The multi-region distributed payment system is the production-grade architecture used by platforms processing billions of dollars in daily transaction volume — Stripe, Adyen, PayPal, and Square. It solves three critical limitations of the single-region saga approach: single-region failure vulnerability, absence of fraud detection, and lack of PCI-compliant card data isolation.
The most impactful addition is the FraudService, which scores every charge using a gradient-boosted ML model trained daily on historical fraud data. The model evaluates velocity features (how many charges on this card in the last hour), geo anomaly features (is the card being used in a different country than its billing address), amount deviation features (is this charge significantly larger than the cardholder's typical spend), and device fingerprint features (has this device been associated with previous fraud). Each scoring takes 20-50ms — an acceptable trade-off when it blocks 2-5% of charges as fraudulent. At $50 average charge and 100K TPS, that prevents $500K to $1.25M in fraud per day. The ROI on 30ms of latency is extraordinary.
PCI-DSS Level 1 compliance requires that any system storing or transmitting raw card numbers undergoes a full compliance audit — expensive, time-consuming, and scope-expanding. The CardVault solves this by isolating all card data in a dedicated service with HSM-backed encryption. Raw card PANs enter CardVault and never leave; all other services handle only non-reversible tokens. This means only CardVault (one small service) is in PCI scope, while the entire rest of the payment platform operates outside PCI scope using tokens. This architectural decision saves millions in annual compliance costs.
The double-entry accounting ledger ensures financial integrity. Instead of recording a single 'charge' entry, every financial movement creates two entries: a debit from the customer's account and a credit to the merchant's account. The sum of all entries in the ledger is always zero — any imbalance is a critical alert indicating a bug or fraud. This is not optional for regulated financial services; it is a legal requirement in most jurisdictions. The trade-off is 2x write amplification: 100K charges per second becomes 200K ledger entries per second.
Multi-region active-active deployment ensures the system survives a full region failure. Traffic is routed to the nearest healthy region by the API Gateway.

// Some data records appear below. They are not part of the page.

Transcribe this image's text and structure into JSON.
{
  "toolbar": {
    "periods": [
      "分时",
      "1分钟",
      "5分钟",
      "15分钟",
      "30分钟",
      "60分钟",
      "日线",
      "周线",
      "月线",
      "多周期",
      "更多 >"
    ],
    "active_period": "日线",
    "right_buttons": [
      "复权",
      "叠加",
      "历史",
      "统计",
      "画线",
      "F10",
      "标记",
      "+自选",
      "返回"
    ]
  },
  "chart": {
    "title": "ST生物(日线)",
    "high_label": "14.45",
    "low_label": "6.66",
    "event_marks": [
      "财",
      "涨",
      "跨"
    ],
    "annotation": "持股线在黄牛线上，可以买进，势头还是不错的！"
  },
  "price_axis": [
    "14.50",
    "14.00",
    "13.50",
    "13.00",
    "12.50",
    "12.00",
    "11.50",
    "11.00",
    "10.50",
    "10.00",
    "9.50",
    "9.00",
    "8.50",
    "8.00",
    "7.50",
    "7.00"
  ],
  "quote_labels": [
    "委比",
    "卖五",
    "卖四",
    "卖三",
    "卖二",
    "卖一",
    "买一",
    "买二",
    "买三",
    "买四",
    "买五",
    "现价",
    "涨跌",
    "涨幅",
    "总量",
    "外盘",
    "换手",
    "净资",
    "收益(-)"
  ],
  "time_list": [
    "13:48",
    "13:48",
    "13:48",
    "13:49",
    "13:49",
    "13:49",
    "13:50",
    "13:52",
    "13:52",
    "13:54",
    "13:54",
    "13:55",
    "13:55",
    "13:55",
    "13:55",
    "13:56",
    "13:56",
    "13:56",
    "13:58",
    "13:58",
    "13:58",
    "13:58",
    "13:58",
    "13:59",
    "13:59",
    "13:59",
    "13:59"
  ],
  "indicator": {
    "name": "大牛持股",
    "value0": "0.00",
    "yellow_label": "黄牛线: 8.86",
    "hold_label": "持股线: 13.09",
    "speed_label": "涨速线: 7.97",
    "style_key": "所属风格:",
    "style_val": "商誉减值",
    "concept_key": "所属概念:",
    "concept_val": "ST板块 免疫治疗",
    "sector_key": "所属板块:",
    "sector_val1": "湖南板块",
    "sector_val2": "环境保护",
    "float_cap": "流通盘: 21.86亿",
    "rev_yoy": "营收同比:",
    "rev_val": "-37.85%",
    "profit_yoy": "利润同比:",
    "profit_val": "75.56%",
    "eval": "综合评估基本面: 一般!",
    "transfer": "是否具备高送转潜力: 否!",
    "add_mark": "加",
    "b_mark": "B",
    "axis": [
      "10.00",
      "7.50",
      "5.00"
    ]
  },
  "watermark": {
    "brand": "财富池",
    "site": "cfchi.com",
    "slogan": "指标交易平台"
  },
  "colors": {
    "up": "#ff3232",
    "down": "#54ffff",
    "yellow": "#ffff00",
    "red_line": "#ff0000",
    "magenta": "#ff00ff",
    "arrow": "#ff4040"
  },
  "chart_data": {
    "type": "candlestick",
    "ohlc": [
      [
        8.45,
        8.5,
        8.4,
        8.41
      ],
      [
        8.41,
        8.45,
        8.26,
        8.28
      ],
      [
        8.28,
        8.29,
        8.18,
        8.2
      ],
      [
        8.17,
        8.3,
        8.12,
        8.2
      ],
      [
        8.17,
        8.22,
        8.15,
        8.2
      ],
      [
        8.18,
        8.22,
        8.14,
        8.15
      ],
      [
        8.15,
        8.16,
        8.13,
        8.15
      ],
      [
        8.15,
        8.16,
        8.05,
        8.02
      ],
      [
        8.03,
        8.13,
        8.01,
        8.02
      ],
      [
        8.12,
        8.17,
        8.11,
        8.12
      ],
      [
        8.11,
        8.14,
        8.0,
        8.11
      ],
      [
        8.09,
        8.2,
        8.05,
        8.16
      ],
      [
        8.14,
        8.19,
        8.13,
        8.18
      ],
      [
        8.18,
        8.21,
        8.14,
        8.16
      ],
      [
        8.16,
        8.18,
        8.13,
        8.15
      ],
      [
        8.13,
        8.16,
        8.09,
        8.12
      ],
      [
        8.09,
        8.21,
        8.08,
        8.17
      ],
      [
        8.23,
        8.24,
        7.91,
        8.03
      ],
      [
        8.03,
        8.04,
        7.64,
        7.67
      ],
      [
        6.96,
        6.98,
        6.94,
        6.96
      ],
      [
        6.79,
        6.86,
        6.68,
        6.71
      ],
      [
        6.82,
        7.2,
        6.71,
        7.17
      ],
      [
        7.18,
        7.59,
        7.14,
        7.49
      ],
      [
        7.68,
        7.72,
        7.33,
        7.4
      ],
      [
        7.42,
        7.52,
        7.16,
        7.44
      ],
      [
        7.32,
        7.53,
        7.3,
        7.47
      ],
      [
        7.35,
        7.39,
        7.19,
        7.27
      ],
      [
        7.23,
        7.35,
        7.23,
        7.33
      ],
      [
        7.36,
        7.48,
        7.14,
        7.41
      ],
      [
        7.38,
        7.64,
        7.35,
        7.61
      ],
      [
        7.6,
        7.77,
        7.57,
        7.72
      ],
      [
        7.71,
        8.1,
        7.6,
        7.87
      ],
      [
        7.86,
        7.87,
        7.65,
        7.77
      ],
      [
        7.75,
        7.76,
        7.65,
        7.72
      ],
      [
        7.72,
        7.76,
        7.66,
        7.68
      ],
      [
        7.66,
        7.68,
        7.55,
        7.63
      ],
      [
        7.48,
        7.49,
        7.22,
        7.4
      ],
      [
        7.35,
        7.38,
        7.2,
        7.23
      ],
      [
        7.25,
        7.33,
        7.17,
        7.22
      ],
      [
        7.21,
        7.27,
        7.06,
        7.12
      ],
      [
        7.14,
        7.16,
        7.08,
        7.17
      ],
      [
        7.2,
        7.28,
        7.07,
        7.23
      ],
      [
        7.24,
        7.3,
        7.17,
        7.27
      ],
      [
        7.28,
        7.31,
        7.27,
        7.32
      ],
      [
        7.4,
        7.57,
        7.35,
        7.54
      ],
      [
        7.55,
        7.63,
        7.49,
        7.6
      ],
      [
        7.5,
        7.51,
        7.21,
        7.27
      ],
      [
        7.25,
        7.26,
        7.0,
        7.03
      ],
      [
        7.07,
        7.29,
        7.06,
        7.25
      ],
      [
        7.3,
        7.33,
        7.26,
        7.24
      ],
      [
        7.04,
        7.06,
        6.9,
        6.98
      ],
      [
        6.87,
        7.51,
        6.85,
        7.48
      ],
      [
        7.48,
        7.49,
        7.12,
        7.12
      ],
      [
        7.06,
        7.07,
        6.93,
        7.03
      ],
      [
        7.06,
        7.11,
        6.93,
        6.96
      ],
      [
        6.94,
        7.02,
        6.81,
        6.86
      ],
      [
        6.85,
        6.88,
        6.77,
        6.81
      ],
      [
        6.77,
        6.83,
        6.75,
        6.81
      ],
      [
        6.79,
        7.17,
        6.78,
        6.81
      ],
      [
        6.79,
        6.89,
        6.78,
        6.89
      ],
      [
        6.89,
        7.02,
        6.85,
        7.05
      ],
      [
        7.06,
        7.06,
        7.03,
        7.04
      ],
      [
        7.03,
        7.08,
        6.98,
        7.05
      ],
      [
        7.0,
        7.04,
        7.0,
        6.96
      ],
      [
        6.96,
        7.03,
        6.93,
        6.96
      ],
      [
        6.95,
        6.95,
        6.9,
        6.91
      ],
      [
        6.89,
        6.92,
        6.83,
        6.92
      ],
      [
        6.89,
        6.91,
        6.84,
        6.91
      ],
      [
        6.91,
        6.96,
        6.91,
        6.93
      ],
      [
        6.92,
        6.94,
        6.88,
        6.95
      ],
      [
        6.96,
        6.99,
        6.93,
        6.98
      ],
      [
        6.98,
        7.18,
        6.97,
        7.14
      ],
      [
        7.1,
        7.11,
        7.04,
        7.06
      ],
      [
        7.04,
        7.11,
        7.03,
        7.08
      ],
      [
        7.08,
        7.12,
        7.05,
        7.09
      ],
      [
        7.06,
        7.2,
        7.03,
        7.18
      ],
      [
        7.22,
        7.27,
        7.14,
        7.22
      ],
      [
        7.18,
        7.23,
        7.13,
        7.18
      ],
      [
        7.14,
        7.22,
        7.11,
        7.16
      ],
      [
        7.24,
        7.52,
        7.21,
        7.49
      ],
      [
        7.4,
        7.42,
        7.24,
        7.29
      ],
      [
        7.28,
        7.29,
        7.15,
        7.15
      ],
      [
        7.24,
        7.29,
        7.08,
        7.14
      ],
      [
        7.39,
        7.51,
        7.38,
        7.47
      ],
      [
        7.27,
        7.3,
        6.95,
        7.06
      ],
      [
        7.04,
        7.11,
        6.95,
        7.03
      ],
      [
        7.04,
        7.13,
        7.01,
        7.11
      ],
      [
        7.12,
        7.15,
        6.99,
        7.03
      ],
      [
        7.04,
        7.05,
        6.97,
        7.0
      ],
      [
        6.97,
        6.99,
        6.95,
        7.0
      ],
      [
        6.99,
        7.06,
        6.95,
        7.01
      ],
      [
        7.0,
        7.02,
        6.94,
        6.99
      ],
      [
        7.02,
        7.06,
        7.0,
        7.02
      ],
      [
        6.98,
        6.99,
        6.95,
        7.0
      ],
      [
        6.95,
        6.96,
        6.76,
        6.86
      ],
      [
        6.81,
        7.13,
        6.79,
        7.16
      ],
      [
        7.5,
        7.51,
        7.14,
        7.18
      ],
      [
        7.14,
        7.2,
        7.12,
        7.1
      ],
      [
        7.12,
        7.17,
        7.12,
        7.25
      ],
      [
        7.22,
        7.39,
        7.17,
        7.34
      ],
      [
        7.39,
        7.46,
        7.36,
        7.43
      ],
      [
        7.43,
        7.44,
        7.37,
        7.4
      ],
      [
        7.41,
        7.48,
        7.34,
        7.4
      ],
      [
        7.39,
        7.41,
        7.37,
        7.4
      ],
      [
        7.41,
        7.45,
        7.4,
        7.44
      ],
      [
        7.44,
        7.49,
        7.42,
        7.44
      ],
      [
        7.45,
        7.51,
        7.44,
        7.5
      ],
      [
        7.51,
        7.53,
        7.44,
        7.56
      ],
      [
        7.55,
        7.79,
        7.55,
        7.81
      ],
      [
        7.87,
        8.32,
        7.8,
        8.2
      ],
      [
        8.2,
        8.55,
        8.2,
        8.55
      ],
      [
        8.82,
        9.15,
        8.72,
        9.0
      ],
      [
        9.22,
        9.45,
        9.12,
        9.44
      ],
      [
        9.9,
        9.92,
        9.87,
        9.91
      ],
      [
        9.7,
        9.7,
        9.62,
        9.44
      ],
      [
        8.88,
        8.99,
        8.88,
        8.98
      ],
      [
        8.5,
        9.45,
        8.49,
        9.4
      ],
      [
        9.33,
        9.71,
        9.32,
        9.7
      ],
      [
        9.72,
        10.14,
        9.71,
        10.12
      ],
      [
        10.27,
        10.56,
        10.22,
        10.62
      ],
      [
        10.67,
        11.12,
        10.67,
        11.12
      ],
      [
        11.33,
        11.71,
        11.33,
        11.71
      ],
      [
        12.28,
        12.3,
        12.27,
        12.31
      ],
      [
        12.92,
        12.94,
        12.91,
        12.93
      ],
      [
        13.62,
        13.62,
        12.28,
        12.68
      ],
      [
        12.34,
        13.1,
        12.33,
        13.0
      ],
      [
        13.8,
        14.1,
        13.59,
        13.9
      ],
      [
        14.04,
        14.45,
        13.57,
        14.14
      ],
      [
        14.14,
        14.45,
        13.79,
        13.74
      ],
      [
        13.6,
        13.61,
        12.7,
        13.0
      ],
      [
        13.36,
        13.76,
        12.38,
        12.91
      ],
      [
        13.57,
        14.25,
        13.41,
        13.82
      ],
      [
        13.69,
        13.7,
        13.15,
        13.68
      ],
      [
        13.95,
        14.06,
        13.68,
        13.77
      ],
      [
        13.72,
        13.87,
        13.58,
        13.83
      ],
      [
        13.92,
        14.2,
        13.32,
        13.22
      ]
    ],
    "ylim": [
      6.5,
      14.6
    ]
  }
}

LedgerDB uses cross-region async replication with conflict resolution. The idempotency layer (Redis) prevents duplicate charges even when the same request is routed to different regions during a failover. The cost is operational complexity: 12 components across 2 regions with distributed saga coordination, ML model deployment, and cross-region data consistency.
This is the architecture senior candidates are expected to propose in system design interviews at payment companies. The progression from naive (synchronous, no safety) to saga (async, idempotent) to distributed (multi-region, fraud-aware, PCI-compliant) demonstrates the layered thinking that distinguishes senior engineers from mid-level candidates.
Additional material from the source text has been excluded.